An idea: the total number of requests is going to be very small, and a
PtrRing is not the nicest data structure for multiple producer/single
consumer.  So you could instead:

- add the size of one request to the ops structure.  Move the allocation
in init_requests, so that you can have one single large array that
stores all requests.  thread_request_init gets the pointer to a single
request.

- now that you have a single array (let's call it threads->requests),
the request index can be found with "(req - threads->requests) /
threads->ops->request_size".  The thread index, furthermore, is just
request_index / threads->thread_ring_size and you can remove it from
ThreadRequest.

- now that you have request indices, you can replace the completion
ptr_ring with a bitmap, and set a bit in the bitmap with set_bit_atomic
to report completion.  On the writer side you use find_next_bit to find
a completed request and clear_bit_atomic to clear its index.  The index
passed to find_next_bit is threads->current_thread_index *
threads->thread_ring_size,  And you also don't need find_free_thread,
because you can update threads->current_thread_index to

    threads->current_thread_index =
       ((free_request_id / threads->thread_ring_size) + 1)
        % threads->thread_nr;

after you prepare a request, and threads will then naturally receive
requests in round-robin order.  (If find_next_bit fails it means you
have to move the current_thread_index to 0 and retry).

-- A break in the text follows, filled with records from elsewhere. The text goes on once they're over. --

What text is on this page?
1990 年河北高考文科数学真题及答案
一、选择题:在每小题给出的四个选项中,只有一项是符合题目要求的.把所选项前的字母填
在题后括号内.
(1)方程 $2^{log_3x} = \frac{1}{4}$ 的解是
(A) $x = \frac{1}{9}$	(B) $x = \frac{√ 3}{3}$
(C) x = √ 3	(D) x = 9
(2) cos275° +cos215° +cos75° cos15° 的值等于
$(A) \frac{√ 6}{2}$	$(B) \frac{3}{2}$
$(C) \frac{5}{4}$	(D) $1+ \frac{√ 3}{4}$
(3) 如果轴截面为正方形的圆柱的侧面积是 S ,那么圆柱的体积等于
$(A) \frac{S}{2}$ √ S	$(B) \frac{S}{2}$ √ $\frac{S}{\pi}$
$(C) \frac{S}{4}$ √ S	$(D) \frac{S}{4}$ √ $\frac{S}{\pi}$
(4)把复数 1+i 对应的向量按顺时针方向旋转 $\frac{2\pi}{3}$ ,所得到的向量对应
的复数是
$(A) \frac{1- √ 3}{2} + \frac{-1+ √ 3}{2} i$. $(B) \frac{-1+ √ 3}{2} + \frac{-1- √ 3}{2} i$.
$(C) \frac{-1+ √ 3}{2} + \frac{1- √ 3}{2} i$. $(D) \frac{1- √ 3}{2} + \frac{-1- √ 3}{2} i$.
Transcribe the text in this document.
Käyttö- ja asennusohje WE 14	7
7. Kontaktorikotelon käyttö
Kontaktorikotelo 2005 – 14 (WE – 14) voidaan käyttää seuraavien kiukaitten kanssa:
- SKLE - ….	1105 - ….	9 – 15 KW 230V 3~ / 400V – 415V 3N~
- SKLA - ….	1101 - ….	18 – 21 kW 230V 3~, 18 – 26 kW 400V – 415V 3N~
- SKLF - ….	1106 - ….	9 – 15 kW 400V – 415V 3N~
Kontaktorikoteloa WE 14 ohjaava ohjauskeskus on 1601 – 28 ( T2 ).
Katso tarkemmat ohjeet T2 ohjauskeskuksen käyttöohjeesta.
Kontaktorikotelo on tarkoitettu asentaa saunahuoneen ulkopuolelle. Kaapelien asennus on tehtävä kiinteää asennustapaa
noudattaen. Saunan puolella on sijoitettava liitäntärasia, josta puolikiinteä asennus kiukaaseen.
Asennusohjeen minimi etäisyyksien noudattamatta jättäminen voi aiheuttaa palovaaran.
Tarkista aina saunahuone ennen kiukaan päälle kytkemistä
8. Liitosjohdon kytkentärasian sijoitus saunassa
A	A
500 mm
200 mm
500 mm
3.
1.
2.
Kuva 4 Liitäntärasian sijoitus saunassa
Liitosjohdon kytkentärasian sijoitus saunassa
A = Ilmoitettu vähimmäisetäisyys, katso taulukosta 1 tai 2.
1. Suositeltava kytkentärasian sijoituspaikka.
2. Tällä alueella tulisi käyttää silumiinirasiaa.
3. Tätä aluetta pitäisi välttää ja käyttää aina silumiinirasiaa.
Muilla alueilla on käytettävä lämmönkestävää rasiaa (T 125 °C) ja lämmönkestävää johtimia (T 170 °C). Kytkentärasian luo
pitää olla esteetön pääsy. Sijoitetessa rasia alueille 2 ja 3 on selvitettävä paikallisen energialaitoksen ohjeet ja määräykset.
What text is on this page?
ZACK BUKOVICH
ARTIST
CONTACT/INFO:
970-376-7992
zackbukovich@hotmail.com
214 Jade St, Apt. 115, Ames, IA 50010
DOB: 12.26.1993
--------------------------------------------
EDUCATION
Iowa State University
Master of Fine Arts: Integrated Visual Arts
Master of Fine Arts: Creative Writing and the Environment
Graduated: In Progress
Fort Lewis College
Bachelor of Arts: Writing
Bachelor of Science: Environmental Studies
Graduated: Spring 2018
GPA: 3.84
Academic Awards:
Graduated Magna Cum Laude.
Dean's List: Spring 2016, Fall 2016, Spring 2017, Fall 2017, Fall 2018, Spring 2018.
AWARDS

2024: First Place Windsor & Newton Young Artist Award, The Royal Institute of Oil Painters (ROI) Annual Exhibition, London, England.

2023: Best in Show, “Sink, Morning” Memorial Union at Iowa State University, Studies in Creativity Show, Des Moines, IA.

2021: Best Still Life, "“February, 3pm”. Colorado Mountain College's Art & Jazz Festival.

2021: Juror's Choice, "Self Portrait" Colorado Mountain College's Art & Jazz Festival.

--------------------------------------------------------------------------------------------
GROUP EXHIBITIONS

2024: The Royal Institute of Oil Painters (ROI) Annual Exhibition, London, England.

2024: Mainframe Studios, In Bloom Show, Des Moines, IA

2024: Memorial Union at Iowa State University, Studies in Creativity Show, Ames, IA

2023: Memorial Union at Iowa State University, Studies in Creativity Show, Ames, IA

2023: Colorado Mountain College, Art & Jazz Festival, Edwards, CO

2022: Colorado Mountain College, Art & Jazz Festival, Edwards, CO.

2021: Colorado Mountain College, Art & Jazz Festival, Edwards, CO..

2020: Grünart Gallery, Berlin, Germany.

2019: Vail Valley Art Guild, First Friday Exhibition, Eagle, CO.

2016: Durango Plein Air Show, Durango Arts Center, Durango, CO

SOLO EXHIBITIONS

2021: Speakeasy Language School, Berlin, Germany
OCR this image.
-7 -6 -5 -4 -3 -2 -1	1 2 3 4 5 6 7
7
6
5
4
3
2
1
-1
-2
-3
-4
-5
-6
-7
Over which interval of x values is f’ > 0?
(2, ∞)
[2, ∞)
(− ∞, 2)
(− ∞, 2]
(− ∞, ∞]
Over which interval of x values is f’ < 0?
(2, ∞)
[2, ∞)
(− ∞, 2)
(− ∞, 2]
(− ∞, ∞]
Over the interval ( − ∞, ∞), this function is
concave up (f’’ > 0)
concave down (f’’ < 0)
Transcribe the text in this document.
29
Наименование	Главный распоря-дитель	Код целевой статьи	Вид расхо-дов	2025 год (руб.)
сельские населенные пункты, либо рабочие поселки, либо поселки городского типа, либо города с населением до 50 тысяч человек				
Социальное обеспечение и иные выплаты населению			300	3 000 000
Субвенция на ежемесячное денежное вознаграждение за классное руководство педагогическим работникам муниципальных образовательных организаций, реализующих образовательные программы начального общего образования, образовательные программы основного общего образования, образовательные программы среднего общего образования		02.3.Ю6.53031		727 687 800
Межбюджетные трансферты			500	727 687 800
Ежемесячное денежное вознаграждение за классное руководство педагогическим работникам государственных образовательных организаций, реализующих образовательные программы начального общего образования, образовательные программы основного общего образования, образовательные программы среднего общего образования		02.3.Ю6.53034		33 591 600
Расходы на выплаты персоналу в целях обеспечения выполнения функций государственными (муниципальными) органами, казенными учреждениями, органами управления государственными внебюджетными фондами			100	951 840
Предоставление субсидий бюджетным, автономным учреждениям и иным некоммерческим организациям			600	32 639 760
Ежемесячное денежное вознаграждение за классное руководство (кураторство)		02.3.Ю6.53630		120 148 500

- you don't need the free requests list and free_requests_nr either: you
just initialize the completed request bitmap to all-ones, and
find_next_bit + clear_bit_atomic will do the work of free_requests.
ThreadRequest goes away completely now!

The advantage is that you get rid of the spinlock on the consumer side,
and many auxiliary data structures on the producer side: a bitmap is a
much nicer data structure for multiple producer/single consumer than the
PtrRing.  In addition, with this design the entire Threads structure
becomes read-mostly, which is nice for the cache.  The disadvantage is
that you add an atomic operation (clear_bit_atomic) to
threads_submit_request_prepare(*).

The PtrRing is still useful for the other direction, because there you
have single producer/single consumer.

	(*) It's probably possible to have two separate bitmaps, e.g.
	    where the producer and consumers *flip* bits and the
	    producer looks for mismatched bits between the two bitmaps.
	    I'm not asking you to flesh out and implement that; it's
	    just why I think you can ignore the extra cost of
	    clear_bit_atomic.  In fact, if the maintainers think this
	    is overkill you can go ahead with just the naming fixes and
	    I'll take a look at a rewrite when I have some time for fun
	    stuff. :)

> +void threads_wait_done(Threads *threads)
> +{
> +    ThreadRequest *requests[DEFAULT_THREAD_RING_SIZE * 2];
> +    int nr;
> +
> +retry:
> +    nr = ptr_ring_consume_batched(&threads->request_done_ring,
> +                                  (void **)requests, ARRAY_SIZE(requests));

This is not a fast path, so it should use an event in the
thread->submitter direction too.  qemu_event_set is quite fast
(basically a smp_mb but no cacheline bouncing) if the event is already
set, so it should not be a performance problem to add it in
put_done_request after set_bit_atomic.  (This is more or less unrelated
to the bitmap idea above).

Emilio, can you review the above ideas?

Paolo

> +    while (nr--) {
> +        threads->thread_request_done(requests[nr]);
> +       add_free_request(threads, requests[nr]);
> +    }
> +
> +    if (threads->free_requests_nr != threads->total_requests) {
> +        cpu_relax();
> +        goto retry;
> +    }
> +}
>